WITHIN THE space of days a bottomless media appetite will undertake the task of digesting 2011. A year of surprises, rebellion, and upheaval, its closing weeks now deliver the news that Václac Havel and Kim Jong Il have died. It is an offense against taste to fadge these two men in a final recollection, but it happens that mere chance has given us an occasion to ruminate on the just-maybes of 2012.
I couldn’t invent a starker contrast than Václac Havel and Kim Jong Il. On the one side, a man who led the way in kicking over an ossified and enervating regime which could not withstand the irony and humour and imaginative vitality of poets and playrights and novelists and musicians; on the other a pursy and overfed sadistic mediocrity whose chance inheritance was a captive nation.

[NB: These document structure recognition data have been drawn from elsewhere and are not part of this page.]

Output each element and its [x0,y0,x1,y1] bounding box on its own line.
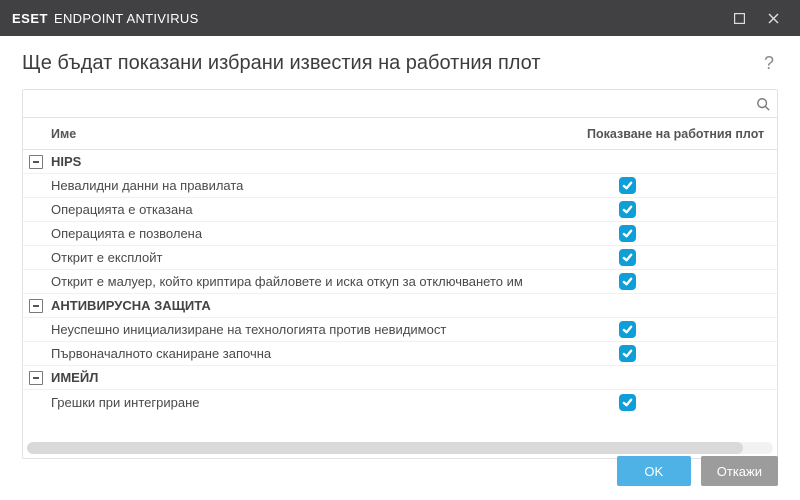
item-label: Открит е експлойт [51,250,587,265]
dialog-header: Ще бъдат показани избрани известия на ра… [0,36,800,89]
page-title: Ще бъдат показани избрани известия на ра… [22,52,760,75]
checkbox-cell [587,177,777,194]
checkbox-cell [587,225,777,242]
item-label: Открит е малуер, който криптира файловет… [51,274,587,289]
group-row[interactable]: ИМЕЙЛ [23,366,777,390]
item-label: Операцията е отказана [51,202,587,217]
titlebar: ESET ENDPOINT ANTIVIRUS [0,0,800,36]
collapse-icon[interactable] [29,299,43,313]
list-item[interactable]: Неуспешно инициализиране на технологията… [23,318,777,342]
rows-container[interactable]: HIPS Невалидни данни на правилата Операция… [23,150,777,440]
notifications-panel: Име Показване на работния плот HIPS Невал… [22,89,778,459]
search-bar [23,90,777,118]
search-input[interactable] [23,91,749,117]
list-item[interactable]: Грешки при интегриране [23,390,777,414]
list-item[interactable]: Открит е експлойт [23,246,777,270]
search-icon[interactable] [749,90,777,118]
brand-eset: ESET [12,11,48,26]
item-label: Първоначалното сканиране започна [51,346,587,361]
checkbox[interactable] [619,394,636,411]
list-item[interactable]: Открит е малуер, който криптира файловет… [23,270,777,294]
collapse-icon[interactable] [29,155,43,169]
checkbox-cell [587,273,777,290]
checkbox-cell [587,394,777,411]
help-icon[interactable]: ? [760,53,778,74]
group-label: HIPS [51,154,587,169]
brand-product: ENDPOINT ANTIVIRUS [54,11,199,26]
checkbox[interactable] [619,273,636,290]
cancel-button-label: Откажи [717,464,762,479]
column-name: Име [23,127,587,141]
group-row[interactable]: АНТИВИРУСНА ЗАЩИТА [23,294,777,318]
checkbox[interactable] [619,225,636,242]
brand: ESET ENDPOINT ANTIVIRUS [12,11,199,26]
checkbox-cell [587,345,777,362]
list-item[interactable]: Операцията е позволена [23,222,777,246]
column-show: Показване на работния плот [587,127,777,141]
list-item[interactable]: Операцията е отказана [23,198,777,222]
checkbox[interactable] [619,321,636,338]
group-row[interactable]: HIPS [23,150,777,174]
checkbox-cell [587,321,777,338]
group-label: ИМЕЙЛ [51,370,587,385]
column-headers: Име Показване на работния плот [23,118,777,150]
item-label: Операцията е позволена [51,226,587,241]
collapse-icon[interactable] [29,371,43,385]
group-label: АНТИВИРУСНА ЗАЩИТА [51,298,587,313]
ok-button[interactable]: OK [617,456,691,486]
item-label: Грешки при интегриране [51,395,587,410]
checkbox[interactable] [619,345,636,362]
item-label: Неуспешно инициализиране на технологията… [51,322,587,337]
list-item[interactable]: Невалидни данни на правилата [23,174,777,198]
checkbox-cell [587,201,777,218]
checkbox[interactable] [619,177,636,194]
dialog-footer: OK Откажи [0,442,800,500]
item-label: Невалидни данни на правилата [51,178,587,193]
checkbox-cell [587,249,777,266]
window-minimize-icon[interactable] [722,0,756,36]
window-close-icon[interactable] [756,0,790,36]
checkbox[interactable] [619,249,636,266]
checkbox[interactable] [619,201,636,218]
list-item[interactable]: Първоначалното сканиране започна [23,342,777,366]
ok-button-label: OK [644,464,663,479]
cancel-button[interactable]: Откажи [701,456,778,486]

It is as if everything I love and everything I detest has this week been summarized in headlines. Here I do not mean to suggest that the Czech Republic is a utopia, set against a North Korean dystopia. No, a good deal of discontent and apathy and bitterness may be found in the former socialist republic. But even these would constitute an advancement of the ruler-worshipping slave state which takes captive every North Korean from the moment of birth.
If you were alive at the time, you’ll recall the disorienting thrill of the years 1989-1991. This period comprised the Velvet Revolution as well as the fall of the Berlin Wall, which of course was also the demise of the twentieth century’s longstanding world-system dialectic between Capitalism and Communism. For those of us with artistic aspirations and leftist convictions, Václav Havel was a rare and irresistible figure, a man who brought down totalitarianism with his pen. That may seem overly simple, and perhaps it is: but the fact that artists were inspired by Havel’s example of cultured and humane dissidence to refute successfully the Kafkaesque state is beyond dispute. It isn’t often that art conquers life. Today we look backward to that time of promise and note the familiar and depressing authoritarianism of (for example) Putin’s kleptocratic crime state. It isn’t correct to say nothing has changed in the past twenty years within the authoritarian states of the former eastern bloc, but neither is it the case that the revolution has been fulfilled as advertised. Havel has died exactly at the moment when the world is revisiting 1989 in Libya and Egypt and Tunisia and elsewhere. For reasons I need not list, this time around there is no one even suggesting that history has ended and that we are entering a new age. We know better.
While acknowledging fully the failures and disappointments of the recent past, it is still possible and necessary to put some stakes into the ground. There is no good reason I can unearth to think North Korea will deviate from its present course, which means an indefinite future of concentration camps, mass starvation, exorbitant militarism, and provocation of neighbours. Perhaps nothing done by the United States and Europe, or even China, will make a difference, now or in the foreseeable future. The North Koreans have been too much infantilised, too much starved and humiliated, to deliver the payback. The regime and its hangers-on, who despite the mass misery and the inevitable collapse are having a good enough time of it, are too much invested in the failure to try something else. One day the parasites will eat the dust, and I wish there were a Havel in Pyongyang right now to hurry things along. This is only however to underscore the fact that North Korea is not Czechoslovakia, and that totalitarianism and fascism are not yet finished with our species, whether or not we wish to be finished with them. And so, a doubter and a skeptic, I nonetheless continue to hold out, and will forever hold out, for the bloodless velvet revolutions wherever they are needed.